If $F(s)$ is the Laplace transform of $f(t)$, then
\begin{aligned}\mathcal{L}\left[e^{-a t} f(t)\right] &=\int_{0}^{\infty} e^{-a t} f(t) e^{-s t} d t \\&=\int_{0}^{\infty} f(t) e^{-(s+a) t} d t=F(s+a)\end{aligned}
or
$$\bbox[10px,border:1px solid grey]{\mathcal{L}\left[e^{-a t} f(t)\right]=F(s+a) }\tag{1}$$
That is, the Laplace transform of $e^{-a t} f(t)$ can be obtained from the Laplace transform of $f(t)$ by replacing every $s$ with $s+a$. This is known as frequency shift or frequency translation.
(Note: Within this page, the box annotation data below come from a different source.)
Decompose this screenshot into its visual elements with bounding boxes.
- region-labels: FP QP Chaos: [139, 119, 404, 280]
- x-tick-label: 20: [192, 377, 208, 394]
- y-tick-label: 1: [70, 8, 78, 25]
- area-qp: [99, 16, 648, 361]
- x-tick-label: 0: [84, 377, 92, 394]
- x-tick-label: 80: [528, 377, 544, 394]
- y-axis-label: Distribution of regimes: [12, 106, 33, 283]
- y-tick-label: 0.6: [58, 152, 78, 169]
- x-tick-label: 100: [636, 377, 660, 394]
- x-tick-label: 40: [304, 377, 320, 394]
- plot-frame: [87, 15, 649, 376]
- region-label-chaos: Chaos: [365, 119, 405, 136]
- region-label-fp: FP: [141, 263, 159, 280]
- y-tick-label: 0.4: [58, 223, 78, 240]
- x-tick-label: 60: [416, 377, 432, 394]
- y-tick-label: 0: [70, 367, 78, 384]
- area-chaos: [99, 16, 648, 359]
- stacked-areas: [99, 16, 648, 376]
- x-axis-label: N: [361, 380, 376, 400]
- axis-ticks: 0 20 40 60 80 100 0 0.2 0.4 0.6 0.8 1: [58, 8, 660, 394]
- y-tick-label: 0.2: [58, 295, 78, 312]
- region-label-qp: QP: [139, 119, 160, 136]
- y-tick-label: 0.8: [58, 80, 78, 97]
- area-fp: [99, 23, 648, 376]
As an example, we know that and
$$\cos \omega t \quad \Longleftrightarrow \quad \frac{s}{s^{2}+\omega^{2}}$$
$$\sin \omega t \quad \Longleftrightarrow \quad \frac{\omega}{s^{2}+\omega^{2}}$$
Using the shift property in Eq. (1), we obtain the Laplace transform of the damped sine and damped cosine functions as
\begin{aligned}\mathcal{L}\left[e^{-a t} \cos \omega t\right] &=\frac{s+a}{(s+a)^{2}+\omega^{2}} \\\mathcal{L}\left[e^{-a t} \sin \omega t\right] &=\frac{\omega}{(s+a)^{2}+\omega^{2}}\end{aligned}